Listen

Description

Oggi mi soffermo sulla prima lettura, anche se il Vangelo rimane molto intrigante con i suoi inviti a seguire Gesù a qualsiasi costo. Mi ha colpito in particolare Neemia, un uomo che ha avuto un grande coraggio. La sua tristezza è evidente e non può essere nascosta: il re stesso se ne accorge. Non era mai stato triste davanti a lui, eppure in quel momento il dolore traspare.

La sua tristezza non è per se stesso, ma per il suo popolo, deportato e con la città in rovina. È un dolore che diventa universale, perché dentro la sua tristezza io riconosco anche le mie e quelle di ciascuno di noi, grandi e piccole.

Santa Teresina e il valore del dolore

Questa esperienza di Neemia mi richiama Santa Teresa di Gesù Bambino, la piccola Teresina, che pur essendo una santa dall’animo forte, ha attraversato momenti di sofferenza profonda. Lei ci insegna che il dolore non va vissuto da soli, ma dentro una relazione con Dio: come dialogo, ricerca e desiderio di ricostruzione.

Ci sono dolori che rischiano di distruggerci, come la Gerusalemme devastata. Penso, ad esempio, a Rebecca, una bambina che ha vissuto poco. In situazioni così estreme, il dolore sembra senza uscita. Ma anche lì Santa Teresina ci mostra una via: l’atto di fiducia nel Signore.

La preghiera come respiro

Quando il re chiede a Neemia di spiegare la sua tristezza, lui prima di rispondere prega. Non improvvisa, non si lascia prendere dall’emozione, ma compie un brevissimo atto di fiducia: “Pregò il Dio del cielo”. Questo gesto mi colpisce, perché rivela la sua totale dipendenza dal Signore.

E ancora una volta Santa Teresina illumina questa scena. Lei sapeva affidarsi a Dio anche nei momenti più oscuri, quando le sembrava di non vederlo più. Per lei, al di là delle nuvole, c’era sempre il Sole. Chiamava questo affidamento un atto d’amore: si consacrava totalmente all’Amore misericordioso, certa che Dio non l’avrebbe mai abbandonata.

La concretezza della vita quotidiana

Un altro aspetto che mi ha colpito: Neemia non chiede al re qualcosa di irrealizzabile. Non chiede la luna, ma cose semplici e concrete: lettere, legname, permessi. Elementi pratici, necessari per ricostruire la città.

Così era anche la vita di Santa Teresina. Nel suo monastero non faceva grandi cose agli occhi del mondo, ma viveva di piccoli atti quotidiani: lavare fazzoletti, sopportare le difficoltà della vita comunitaria, accogliere con amore ogni piccola fatica. Anche io riconosco che la mia vita è fatta di gesti semplici: fare la spesa, preparare un piatto per chi amo, accompagnare una persona cara a una visita medica. È lì che si gioca la mia fedeltà e la mia testimonianza, come per Neemia e per Teresina.

La mano di Dio sulla mia vita

Alla fine Neemia riconosce che tutto ciò che gli è accaduto è dono di Dio: “Il re mi diede le lettere perché la mano benefica del mio Dio era su di me”. È un’affermazione che mi colpisce profondamente, perché anche io, nei passaggi della mia vita che non avrei scelto, posso scorgere la mano di Dio che mi guida.

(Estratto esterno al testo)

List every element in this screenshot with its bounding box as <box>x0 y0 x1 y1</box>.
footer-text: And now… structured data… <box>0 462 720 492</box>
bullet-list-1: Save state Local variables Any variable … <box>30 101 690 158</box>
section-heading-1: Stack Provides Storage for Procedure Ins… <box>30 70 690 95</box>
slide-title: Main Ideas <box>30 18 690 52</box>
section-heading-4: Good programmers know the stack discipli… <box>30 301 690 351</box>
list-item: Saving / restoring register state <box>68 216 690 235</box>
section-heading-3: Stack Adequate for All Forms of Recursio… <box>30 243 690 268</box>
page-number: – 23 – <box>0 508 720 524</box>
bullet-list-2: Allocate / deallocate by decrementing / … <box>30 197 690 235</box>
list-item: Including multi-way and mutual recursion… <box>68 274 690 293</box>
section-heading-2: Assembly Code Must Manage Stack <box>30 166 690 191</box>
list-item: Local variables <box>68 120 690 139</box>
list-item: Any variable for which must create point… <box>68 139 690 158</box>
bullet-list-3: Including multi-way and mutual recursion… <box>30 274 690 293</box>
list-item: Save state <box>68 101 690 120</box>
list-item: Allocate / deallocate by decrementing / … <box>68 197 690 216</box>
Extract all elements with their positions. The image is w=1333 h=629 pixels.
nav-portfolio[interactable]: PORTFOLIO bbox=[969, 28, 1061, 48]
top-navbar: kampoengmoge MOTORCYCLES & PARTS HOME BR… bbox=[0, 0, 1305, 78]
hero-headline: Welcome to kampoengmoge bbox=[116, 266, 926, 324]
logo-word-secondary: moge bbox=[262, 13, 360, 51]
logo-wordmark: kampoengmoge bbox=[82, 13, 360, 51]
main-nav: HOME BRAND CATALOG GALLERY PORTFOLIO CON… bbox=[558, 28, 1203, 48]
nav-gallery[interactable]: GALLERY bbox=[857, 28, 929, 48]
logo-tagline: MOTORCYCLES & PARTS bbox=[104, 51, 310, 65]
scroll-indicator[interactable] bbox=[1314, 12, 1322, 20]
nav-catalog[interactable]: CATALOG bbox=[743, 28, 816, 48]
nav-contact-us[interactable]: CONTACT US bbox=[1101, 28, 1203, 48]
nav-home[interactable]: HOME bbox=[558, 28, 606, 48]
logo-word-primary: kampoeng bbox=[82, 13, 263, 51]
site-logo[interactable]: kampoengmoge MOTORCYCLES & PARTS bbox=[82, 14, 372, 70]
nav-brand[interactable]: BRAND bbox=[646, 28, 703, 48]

Santa Teresina viveva questa consapevolezza con audacia e amore. Diceva di sentirsi la più amata da Dio, convinta che nessuno potesse ricevere più amore di lei. Era una certezza che le dava pace e forza. Forse Dio ama tutti così, ma lei sentiva su di sé un amore speciale e inconfondibile.

La mia preghiera

Ecco allora la mia preghiera: affido al Signore tutte le mie tristezze, le angosce, le fatiche e le distruzioni. Gli chiedo aiuto nelle cose concrete, perché desidero dedicargli ogni energia, ogni passo, per seguirlo fino in fondo, senza paura.

Ringrazio Santa Teresina per la sua testimonianza e le affido la mia vita, certo che con la sua intercessione anch’io posso sentire, come Neemia, che la mano del Signore è su di me.